A Trieste, nella piccola ma colma sala del Museo Sartorio, EOS ha eseguito il Quartetto n. 3, K156, che Mozart compose nel 1772 a diciassette anni, durante il suo terzo e ultimo viaggio in Italia, e il Quartetto in re minore, D. 810, “La morte e la fanciulla”, uno degli ultimi lavori di Schubert, composto nel 1824. Due opere lontane nel tempo, oltre che per stile e destinazione: la prima guarda al modello di Giovan Battista Sammartini, piuttosto che ad Haydn, ed è pensata come divertimento per un pubblico da “accademia”, mentre la seconda è erede della grande tradizione quartettistica classica e del primo romanticismo ed è rivolta a raffinati ascoltatori.

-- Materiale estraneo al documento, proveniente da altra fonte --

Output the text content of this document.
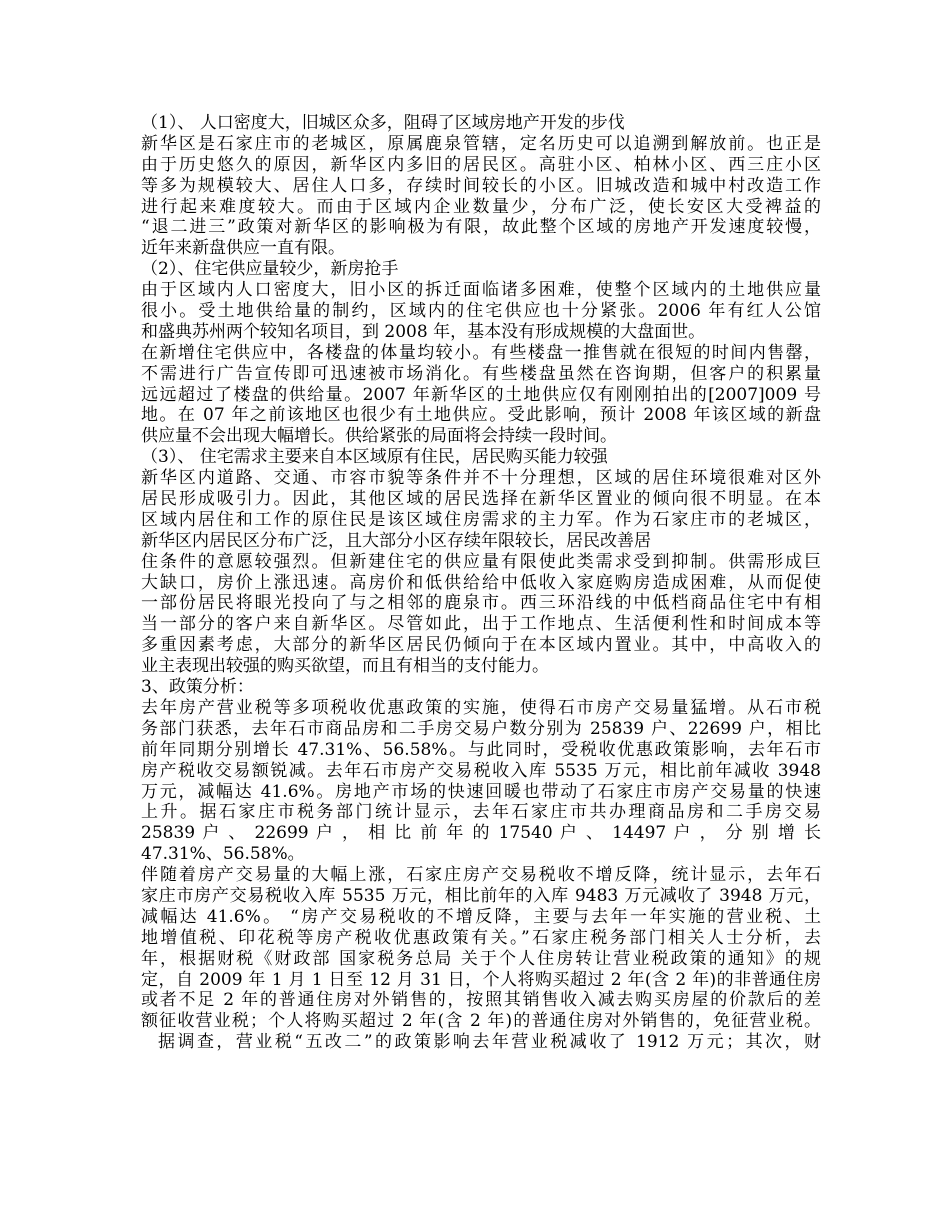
（1）、 人口密度大，旧城区众多，阻碍了区域房地产开发的步伐
新华区是石家庄市的老城区，原属鹿泉管辖，定名历史可以追溯到解放前。也正是
由于历史悠久的原因，新华区内多旧的居民区。高驻小区、柏林小区、西三庄小区
等多为规模较大、居住人口多，存续时间较长的小区。旧城改造和城中村改造工作
进行起来难度较大。而由于区域内企业数量少，分布广泛，使长安区大受裨益的
“退二进三”政策对新华区的影响极为有限，故此整个区域的房地产开发速度较慢，
近年来新盘供应一直有限。
（2）、住宅供应量较少，新房抢手
由于区域内人口密度大，旧小区的拆迁面临诸多困难，使整个区域内的土地供应量
很小。受土地供给量的制约，区域内的住宅供应也十分紧张。2006 年有红人公馆
和盛典苏州两个较知名项目，到 2008 年，基本没有形成规模的大盘面世。
在新增住宅供应中，各楼盘的体量均较小。有些楼盘一推售就在很短的时间内售罄，
不需进行广告宣传即可迅速被市场消化。有些楼盘虽然在咨询期，但客户的积累量
远远超过了楼盘的供给量。2007 年新华区的土地供应仅有刚刚拍出的[2007]009 号
地。在 07 年之前该地区也很少有土地供应。受此影响，预计 2008 年该区域的新盘
供应量不会出现大幅增长。供给紧张的局面将会持续一段时间。
（3）、 住宅需求主要来自本区域原有住民，居民购买能力较强
新华区内道路、交通、市容市貌等条件并不十分理想，区域的居住环境很难对区外
居民形成吸引力。因此，其他区域的居民选择在新华区置业的倾向很不明显。在本
区域内居住和工作的原住民是该区域住房需求的主力军。作为石家庄市的老城区，
新华区内居民区分布广泛，且大部分小区存续年限较长，居民改善居
住条件的意愿较强烈。但新建住宅的供应量有限使此类需求受到抑制。供需形成巨
大缺口，房价上涨迅速。高房价和低供给给中低收入家庭购房造成困难，从而促使
一部份居民将眼光投向了与之相邻的鹿泉市。西三环沿线的中低档商品住宅中有相
当一部分的客户来自新华区。尽管如此，出于工作地点、生活便利性和时间成本等
多重因素考虑，大部分的新华区居民仍倾向于在本区域内置业。其中，中高收入的
业主表现出较强的购买欲望，而且有相当的支付能力。
3、政策分析：
去年房产营业税等多项税收优惠政策的实施，使得石市房产交易量猛增。从石市税
务部门获悉，去年石市商品房和二手房交易户数分别为 25839 户、22699 户，相比
前年同期分别增长 47.31%、56.58%。与此同时，受税收优惠政策影响，去年石市
房产税收交易额锐减。去年石市房产交易税收入库 5535 万元，相比前年减收 3948
万元，减幅达 41.6%。房地产市场的快速回暖也带动了石家庄市房产交易量的快速
上升。据石家庄市税务部门统计显示，去年石家庄市共办理商品房和二手房交易
25839 户 、 22699 户 ， 相 比 前 年 的 17540 户 、 14497 户 ， 分 别 增 长
47.31%、56.58%。
伴随着房产交易量的大幅上涨，石家庄房产交易税收不增反降，统计显示，去年石
家庄市房产交易税收入库 5535 万元，相比前年的入库 9483 万元减收了 3948 万元，
减幅达 41.6%。 “房产交易税收的不增反降，主要与去年一年实施的营业税、土
地增值税、印花税等房产税收优惠政策有关。”石家庄税务部门相关人士分析，去
年，根据财税《财政部 国家税务总局 关于个人住房转让营业税政策的通知》的规
定，自 2009 年 1 月 1 日至 12 月 31 日，个人将购买超过 2 年(含 2 年)的非普通住房
或者不足 2 年的普通住房对外销售的，按照其销售收入减去购买房屋的价款后的差
额征收营业税；个人将购买超过 2 年(含 2 年)的普通住房对外销售的，免征营业税。
据调查，营业税“五改二”的政策影响去年营业税减收了 1912 万元；其次，财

Ma tutt’altro che acerbo è il quartetto mozartiano, aperto (Presto) e chiuso (Minuetto) nella aerea e leggera tonalità di sol maggiore, dove peraltro (per arte dell’auto imprestito) si ascoltano temi familiari, tanto che pare di sentire Figaro che vuole affrettare le proprie nozze cantando «Signori di fuori / son già i suonatori» e Despina che insegna alle sorelle ferraresi del Così fan tutte a trattare con gli uomini «e», conclude, «qual regina / dall’alto soglio / col posso e il voglio / farsi ubbidir». E un capolavoro è l’Adagio centrale in mi minore in cui il perfetto equilibrio formale sottolinea anziché attenuare il carattere doloroso dei temi e il tono di sconforto che vi si respira. L’EOS, senza eccedere con la velocità del metronomo e con le dinamiche, affronta con leggerezza e equilibrio il primo e l’ultimo tempo, ed è anche capace di dare profondità alla cupa atmosfera del secondo movimento.

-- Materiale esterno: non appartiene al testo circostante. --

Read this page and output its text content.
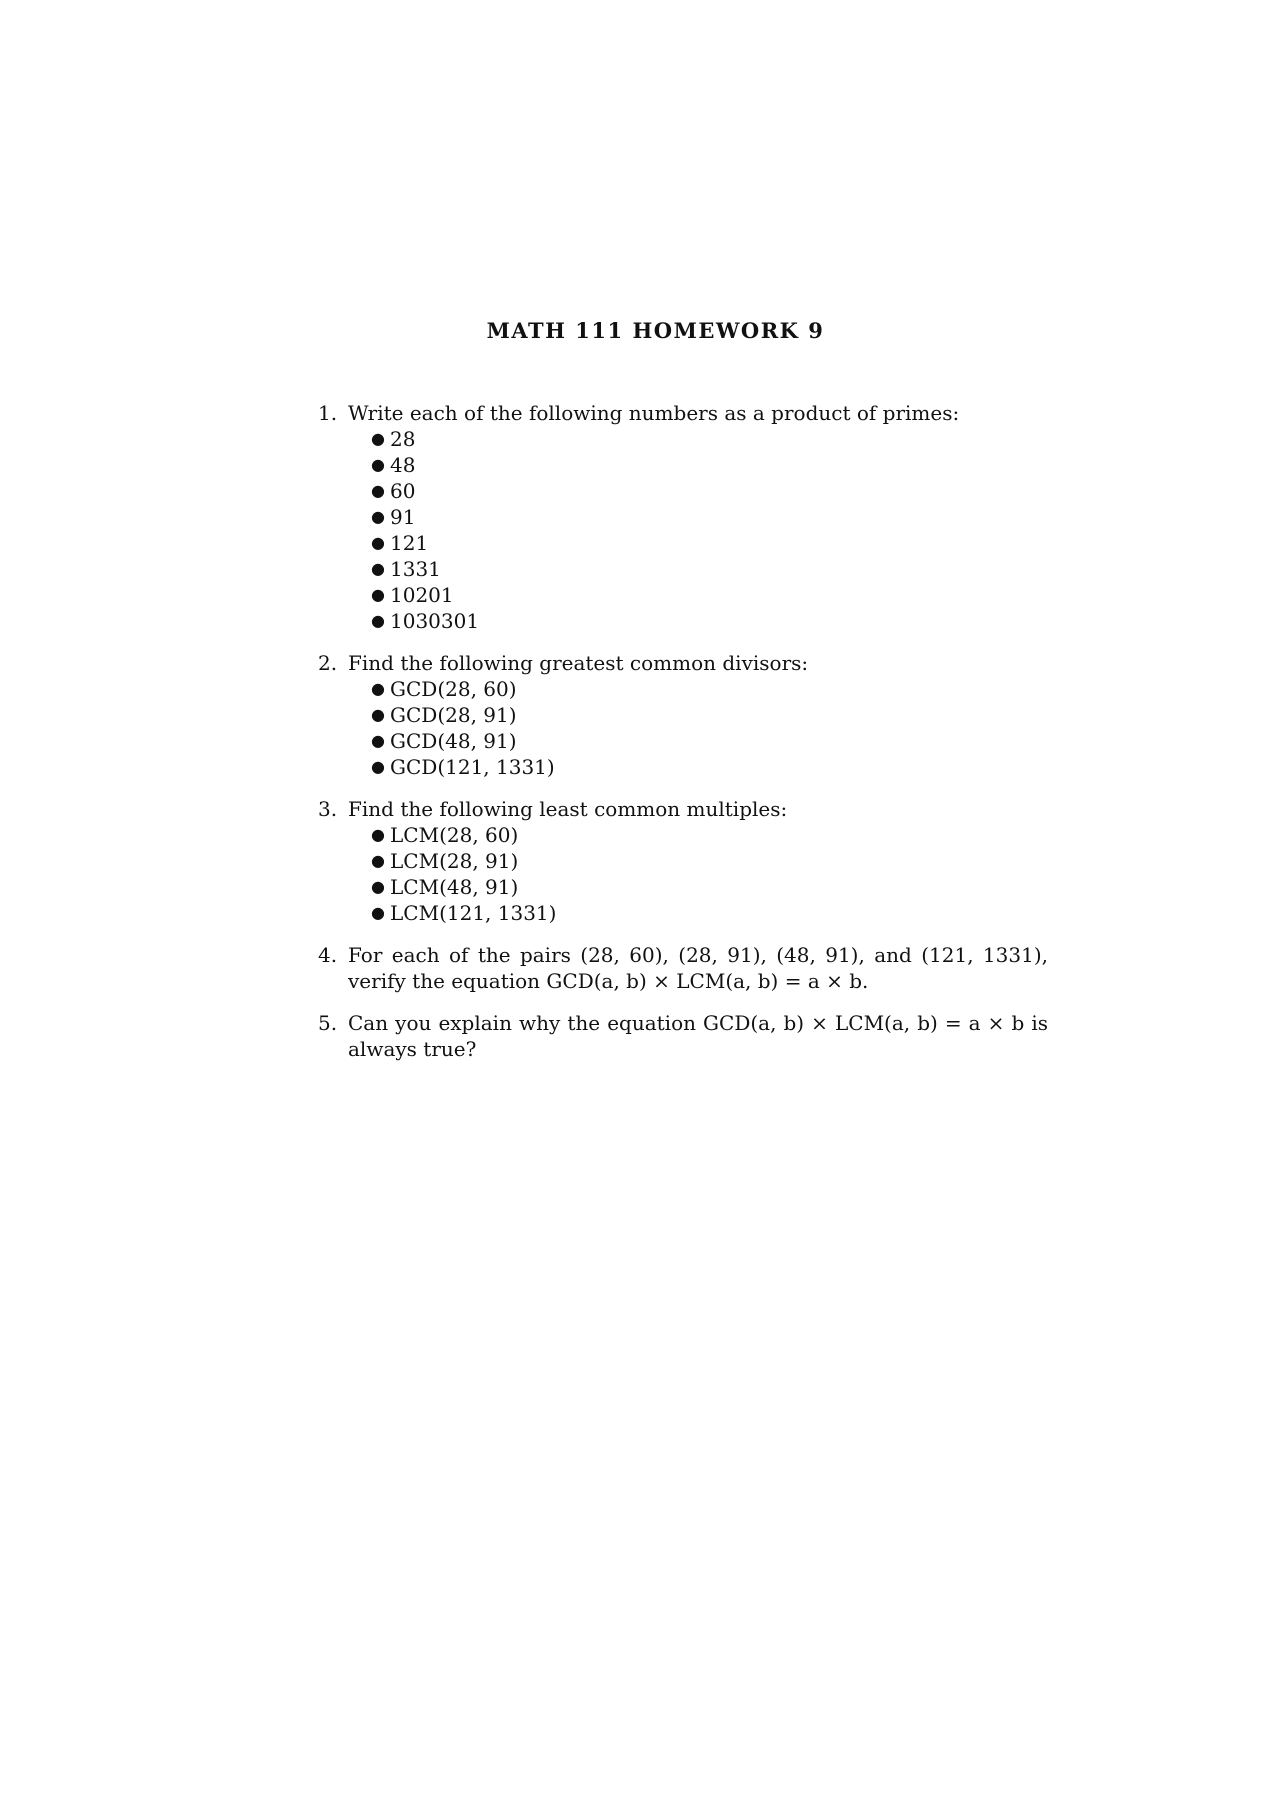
MATH 111 HOMEWORK 9
1. Write each of the following numbers as a product of primes:
● 28
● 48
● 60
● 91
● 121
● 1331
● 10201
● 1030301
2. Find the following greatest common divisors:
● GCD(28, 60)
● GCD(28, 91)
● GCD(48, 91)
● GCD(121, 1331)
3. Find the following least common multiples:
● LCM(28, 60)
● LCM(28, 91)
● LCM(48, 91)
● LCM(121, 1331)
4. For each of the pairs (28, 60), (28, 91), (48, 91), and (121, 1331), verify the equation GCD(a, b) × LCM(a, b) = a × b.
5. Can you explain why the equation GCD(a, b) × LCM(a, b) = a × b is always true?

Suggestiva mi è parsa anche l’esecuzione del Quartetto in re minore D. 810 di Schubert, nella quale l’indole composta, il suono calibrato e la tendenza a non forzare né i tempi, né le agogiche, non impediscono agli esecutori di rendere in modo convincente l’espressività a tratti esasperata della composizione (i contrasti fra pianissimi e fortissimi, fra dolorosi tempi lenti e angosciosi tempi agitati). L’esecuzione non è mai virtuosistica e non pare voglia mai impressionare il pubblico, così l’attenzione dell’ascoltatore si concentra sulla musica e non sugli esecutori. Intensa è l’espressione dell’EOS fin dal primo movimento, di umori mutevoli e di laceranti contrasti, in cui buona è l’intesa e corposo è l’impasto sonoro. Nel secondo (le variazioni sul tema del Lied che dà il titolo al quartetto) gli esecutori fanno emergere le simmetrie della composizione, mentre vivo è parso lo Scherzo con il più mesto Trio e appassionato il finale con la sua coda a precipizio. Un’esecuzione convincente e molto applaudita. Un gruppo da seguire.